Renowned physicist Stephen Hawking has an interesting outlook on how humans will be able to survive throughout this millenium and beyond. In a speech at the Cedars-Sinai Medical Center in Los Angeles, the 71-year-old scientist said that increased space exploration is crucial for the sake of humankind’s future.

“We must continue to go into space for humanity. If you understand how the universe operates, you control it in a way,” he said. “We won’t survive another 1,000 years without escaping our fragile planet.”

It sounds kind of strange to think that in order to save humanity, we basically have to get ready to jet and find other new places to live in the solar system or galaxy. However, the likelihood of a big asteroid hitting Earth and wiping us out in the next 1,000 years is also part of his reasoning.

What’s discouraging to him is that NASA’s planetary science budget was cut by $300 million this year. However, Russia has signed a deal with the European Space Agency to take part in the ExoMars project, which will seek out life on the planet and eventually send a mission over there. There are Mars colonization projects starting to be though about as well ( see our recent post: Tesla, SpaceX Founder Elon Musk Aims For 80,000 Person Colony On Mars).

Hawking gave the speech after touring a stem cell lab at the hospital, which has focused its efforts on slowing the progression of Lou Gehrig’s disease, a brain and spinal cord disease he has suffered from for more than 50 years. Hawking has proved to be an inexplicably unique case since most patients only live about a decade after diagnosis.

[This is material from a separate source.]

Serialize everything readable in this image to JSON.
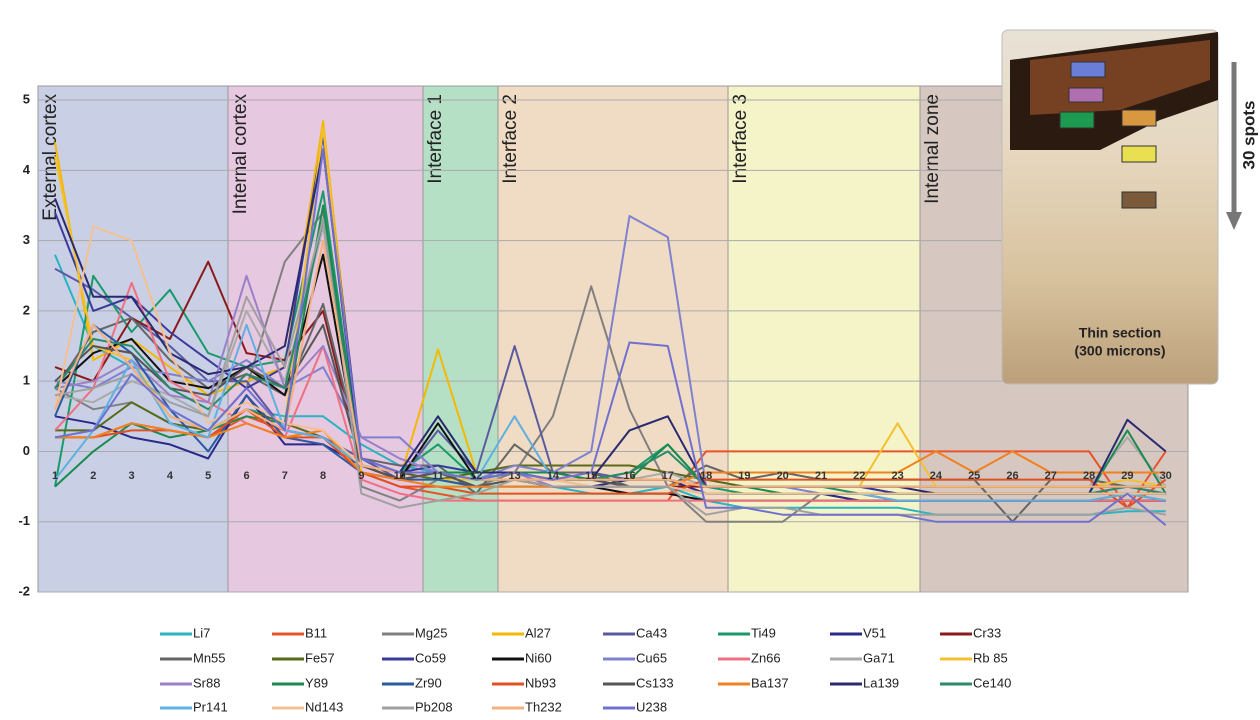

Fortunately for the rest of the world, Hawking has not let this disease slow him down, and he continues to decode the universe and speak around the world about the value of science, research, and exploration. It is interesting to hear someone with such profound knowledge about the world say that we will have to consider inhabiting other planets in order to survive long term, but it’s hard to say whether the world at large will really take a claim like this seriously.

Do you think he is on to something, or do we simply need to focus more on preserving the delicate planet we have in front of us?